Former pro skateboarder turned frame builder Mattia Paganotti comes across as a man who has the work-life balance conundrum sussed.
When we call on a frozen London Monday morning, he is out on a 90km gravel ride, testing his own Legor model in rarely seen snow in the hills outside Barcelona.
“Full gas!” he says of his ride, but I suspect he knows no other way. He’s a “full gas” kind of guy, with a ready laugh and endless enthusiasm for riding bikes – and building them.
The following day, he is back in his workshop in the city, brazing torch in hand, working Columbus steel tubes into rideable works of art, but always with time to talk.
Starting out in the fixed wheel scene at home in Brescia in 2008 – a logical progression for a skater – Paganotti soon became engrossed in the world of frame building, particularly the rapidly disappearing artisans working with steel in Italy at a time when carbon looked like spelling the end of the road for traditional methods and materials.

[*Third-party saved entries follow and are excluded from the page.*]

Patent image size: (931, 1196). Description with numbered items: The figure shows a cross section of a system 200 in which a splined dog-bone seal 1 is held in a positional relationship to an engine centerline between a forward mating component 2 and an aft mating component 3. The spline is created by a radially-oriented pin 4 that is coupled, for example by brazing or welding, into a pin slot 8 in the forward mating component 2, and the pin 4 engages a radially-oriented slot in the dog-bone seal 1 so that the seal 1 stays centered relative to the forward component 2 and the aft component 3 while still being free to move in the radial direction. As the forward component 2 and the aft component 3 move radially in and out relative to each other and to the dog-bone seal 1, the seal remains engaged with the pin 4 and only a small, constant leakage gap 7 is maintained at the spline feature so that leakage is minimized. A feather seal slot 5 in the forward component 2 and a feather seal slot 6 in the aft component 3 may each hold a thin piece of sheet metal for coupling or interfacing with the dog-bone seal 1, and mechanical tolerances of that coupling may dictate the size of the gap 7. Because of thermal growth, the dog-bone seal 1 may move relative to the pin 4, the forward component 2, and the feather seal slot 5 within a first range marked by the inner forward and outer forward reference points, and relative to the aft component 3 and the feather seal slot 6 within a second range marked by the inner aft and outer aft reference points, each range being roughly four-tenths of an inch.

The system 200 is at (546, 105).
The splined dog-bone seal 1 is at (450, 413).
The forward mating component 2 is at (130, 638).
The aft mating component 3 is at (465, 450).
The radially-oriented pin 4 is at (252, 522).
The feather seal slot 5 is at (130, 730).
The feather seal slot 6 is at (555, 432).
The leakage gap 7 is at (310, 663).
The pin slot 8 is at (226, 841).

Now, it seems there is room in the market for everything from American behemoths with multi-million dollar budgets to one-man operations like Legor, which is surely a healthy situation for everyone.
Paganotti refers to “three masters” when talking of inspiration behind his handiwork.
Firstly, Pietro Serena, an old-school master craftsman and fellow Brescian. “I never knew him, because he died five years before I started, but I learnt a lot from the machines and the tools I bought from his widow, and replaced some tubes on Serena frames.”
Paganotti then spent 18 months working with Tiziano Zullo, supplier to the TVM team of the ‘80s and ‘90s, and his eponymous company that still makes fine steel frames today. Signor Zullo officiated at Paganotti’s wedding, which says something of his influence in the life of this new kid on the block.
“Zullo is like a father figure. Super quiet, a lot of humility, very zen – more like Japanese,” he thinks.
Thirdly, the one and only Dario Pegoretti, a renowned maverick in the bike building profession, first featured in the pages of Rouleur way back in issue 5 a decade ago.
“Dario, he’s a like a fucking crazy horse! I love him. I first met him when I went to NAHBS in 2011. I call him when I need advice. He is a master too. He helped me a lot in the last ten years.”
Paganotti upped sticks from his native Brescia and moved Legor to Barcelona four years back. Why?
“Why not?! I’m an ex-skater. I came here first in 2003. It is the best spot in the world for skating. The weather is good, it is easier to work, less tax, less problems with bureaucracy. It is difficult in Italy. The rules are stupid. For a big industry and for an artisan, it is exactly the same. Why?
“I am happy here. I have mountains, the food is good, I do not need a car. There is everything for a happy life. I take the same time for a ride every day – two hours.”
Readers of issue 18.1 of Rouleur will know that Mitchelton-Scott rider (and all-round man of the wilds) Svein Tuft is the proud owner of a Legor gravel bike for his frequent excursions into the mountains.
This handsome road-going Porecca, meanwhile, we found at Christian Meier’s Service Course in Girona. Paganotti is busy supplying five machines for Meier which will soon be available to rent. What better way to try before you buy?
Waiting time for delivery of a Legor is around six months currently. Paganotti could probably get that down to four months if he didn’t insist on riding his bike every day, but we wouldn’t want that.
Like we said earlier, he’s got this thing sussed. Crack on, Mattia.